Présent dans la capitale centrafricaine depuis ce dimanche pour assister à l’investiture de son homologue Faustin-Archange Touadéra, le chef de l’État gabonais ne s’est pas contenté du protocole républicain. En marge des festivités, Libreville a activé ses réseaux diplomatiques pour réaffirmer sa place sur l’échiquier régional. Entre deux poignées de main officielles, le président gabonais a multiplié les rencontres de haut niveau, transformant ce déplacement en une véritable plateforme d’influence.
L’un des moments forts de ce séjour banguissois a été l’audience accordée à Ousmane Diagana, vice-président de la Banque mondiale pour l’Afrique de l’Ouest et du Centre.
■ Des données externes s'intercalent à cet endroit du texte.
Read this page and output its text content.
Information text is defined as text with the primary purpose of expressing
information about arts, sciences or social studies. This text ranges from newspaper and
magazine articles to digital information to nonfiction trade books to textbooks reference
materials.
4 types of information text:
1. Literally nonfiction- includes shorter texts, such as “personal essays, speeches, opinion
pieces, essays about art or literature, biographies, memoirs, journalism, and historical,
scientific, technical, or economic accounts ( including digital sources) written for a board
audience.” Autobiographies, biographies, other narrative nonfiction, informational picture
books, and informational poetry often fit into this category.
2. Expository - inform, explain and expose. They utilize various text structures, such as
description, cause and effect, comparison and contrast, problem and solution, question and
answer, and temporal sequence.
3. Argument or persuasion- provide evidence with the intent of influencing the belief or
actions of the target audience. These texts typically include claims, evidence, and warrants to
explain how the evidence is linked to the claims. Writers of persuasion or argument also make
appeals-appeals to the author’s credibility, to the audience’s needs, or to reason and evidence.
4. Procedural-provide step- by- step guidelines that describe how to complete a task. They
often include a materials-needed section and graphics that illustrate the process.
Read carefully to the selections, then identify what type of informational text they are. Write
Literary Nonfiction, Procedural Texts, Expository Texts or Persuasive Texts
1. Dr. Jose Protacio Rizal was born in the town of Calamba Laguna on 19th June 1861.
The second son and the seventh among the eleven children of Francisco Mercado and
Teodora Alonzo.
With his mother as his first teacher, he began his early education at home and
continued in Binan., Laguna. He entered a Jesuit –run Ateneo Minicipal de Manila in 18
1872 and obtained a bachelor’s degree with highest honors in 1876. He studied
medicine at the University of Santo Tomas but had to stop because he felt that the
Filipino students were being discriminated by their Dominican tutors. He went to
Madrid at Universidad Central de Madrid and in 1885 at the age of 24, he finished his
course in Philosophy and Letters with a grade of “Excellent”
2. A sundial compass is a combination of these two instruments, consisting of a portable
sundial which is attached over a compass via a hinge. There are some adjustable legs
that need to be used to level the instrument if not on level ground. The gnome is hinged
Cette rencontre, loin d’être une simple visite de courtoisie, souligne la volonté du Gabon de consolider ses relations avec les institutions de Bretton Woods. Les échanges ont porté sur le renforcement du partenariat stratégique entre Libreville et l’institution financière, avec en ligne de mire le financement de projets structurants pour le pays.Au cœur des discussions, le nouveau plan de croissance et de développement du Gabon a fait l’objet d’une attention particulière. Le pays cherche à accélérer sa transformation économique en misant sur une croissance plus inclusive, capable d’améliorer concrètement le quotidien des populations. L’appui de la Banque mondiale est jugé crucial pour soutenir ces ambitions, notamment à travers des programmes liés à l’accès aux services de base, tels que l’eau et l’électricité, ainsi qu’au développement de l’économie numérique.
Cette offensive de charme auprès des bailleurs de fonds internationaux intervient alors que le Gabon finalise sa nouvelle stratégie nationale. En affichant une convergence de vues avec Ousmane Diagana, le chef de l’État gabonais envoie un signal de stabilité et de sérieux budgétaire aux marchés. Pour Libreville, l’enjeu est désormais de transformer ces engagements diplomatiques en investissements tangibles pour soutenir une économie en quête de diversification et de résilience.